This is not exactly a story you’ve heard before.
They saw each other across a crowded room (full of zombies). As all the (staged) craziness of the world seemed to stop for a moment (actually, it had), a (zombie) girl stood at her window, looking for a sign (from the director).
In that moment (in rehearsal), their eyes met (through her white contact lenses). The boy seized the moment. He winked. She (the zombie girl) wondered.
“Who’s this strange guy winking at me?” smirks Becky Jones, retelling the moment. Sitting next to her on the giant couch is the guy, now her husband, Chris Jones.
Becky works at a private investing firm and Chris is a manager of an environmental testing company. For fun, they both do a bit of community theater. Were it not for the continuing success of the Maverick Theater’s annual Night of the Living Dead production every October, we wouldn’t be having this conversation.
Becky joined the cast of the Maverick’s Zombie Love in 2011 as a favor to a friend. Her friend coaxed her into joining the cast of NOTLD the following year. “You’re crazy, that looks like a lot of work” she told the friend.
Chris started at the Maverick in 2011 as well, but worked behind the scenes for a few shows a year, including NOTLD. Somehow, even in the small theater, they just missed each other.
“He’d do his tech stuff and leave. He wouldn’t talk to anybody,” Becky says. “He was like this ghost who’d put props in their place and disappear.”
Then Chris moved up, eh, or down, depending on how you look at it. “Three years ago, I started being a zombie,” he says.
But the newly (love bug) bitten zombie boy needed a reason to talk to the seasoned zombie girl.
“I had to have somebody put my contacts in,” Chris says, “So, why not have Becky put them in and get some one-on-one time?”
Many actors who don’t normally wear contacts struggle puting in the white theatrical contacts that give zombies that special look.
“I’m thinking, ‘is he flirting or can he really not put his contacts in?’” Becky says. “Bless his heart, his eyes were bright red and had tears running down his cheek and here I am, ‘Did you really try?’”
In their down time, they got to know each other, covering all the topics early and agreeably. But Becky was in a long-term relationship and Chris had plans to move to Kansas to start a business when the run was over.
After the closing show of the 2015 production, Chris said his goodbyes to the other cast, handed Becky a bouquet of white roses, and thanked her for the time they’d spent together. He then headed toward the door and a future in the Midwest.

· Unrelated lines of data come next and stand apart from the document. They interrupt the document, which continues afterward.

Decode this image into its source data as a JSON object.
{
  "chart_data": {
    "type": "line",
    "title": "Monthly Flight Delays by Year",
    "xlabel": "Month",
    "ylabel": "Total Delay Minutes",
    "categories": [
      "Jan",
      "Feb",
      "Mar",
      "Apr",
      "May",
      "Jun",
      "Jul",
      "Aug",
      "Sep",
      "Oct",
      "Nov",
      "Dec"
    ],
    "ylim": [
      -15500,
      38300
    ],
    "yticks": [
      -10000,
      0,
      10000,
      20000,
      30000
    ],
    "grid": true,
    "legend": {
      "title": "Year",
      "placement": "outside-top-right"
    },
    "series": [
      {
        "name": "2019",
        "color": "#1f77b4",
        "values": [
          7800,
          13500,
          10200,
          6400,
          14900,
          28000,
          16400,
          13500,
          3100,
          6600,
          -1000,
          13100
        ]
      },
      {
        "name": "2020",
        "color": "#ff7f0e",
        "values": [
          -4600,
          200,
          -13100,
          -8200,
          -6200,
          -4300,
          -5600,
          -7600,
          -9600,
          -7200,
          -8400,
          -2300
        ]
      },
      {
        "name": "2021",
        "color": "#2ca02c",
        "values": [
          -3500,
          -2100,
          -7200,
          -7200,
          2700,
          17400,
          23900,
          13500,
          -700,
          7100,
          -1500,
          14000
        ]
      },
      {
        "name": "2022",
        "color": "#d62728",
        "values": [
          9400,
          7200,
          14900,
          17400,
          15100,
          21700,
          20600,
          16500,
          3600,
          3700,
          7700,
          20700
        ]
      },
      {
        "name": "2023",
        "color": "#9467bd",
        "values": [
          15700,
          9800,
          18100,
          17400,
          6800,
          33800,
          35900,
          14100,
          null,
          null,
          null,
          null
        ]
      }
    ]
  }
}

As Chris left the theater, Becky followed. They arranged to have dinner the following night, so Chris can help Becky learn her lines as an understudy in the Maverick’s Plan 9 From Outer Space the following weekend. Over pho, Becky told Chris she was breaking up with her boyfriend. She considers it their first date.
A year later, Chris proposed. Most of it Becky says she was too excited to actually hear, but said yes and they were married about 7 months later.
Though mostly traditional, the wedding did include touches of the macabre, hints to how they met.
“We had a zombie table with zombie pictures,” Becky says. “There were splotches of blood on the lace.”
Now each October, they put aside their normal wedded bliss to spend their weekends in torn clothing, fake blood and those white contact lenses. It keeps the spark alive for them, even if some people still don’t get it.
“I tell people it made it easy,” Becky says. “We were doing a show at a theater and if he saw me as a zombie, the worst I could possibly look, and I changed in front of the guy for two months, what’s left, you know? It just gets better.”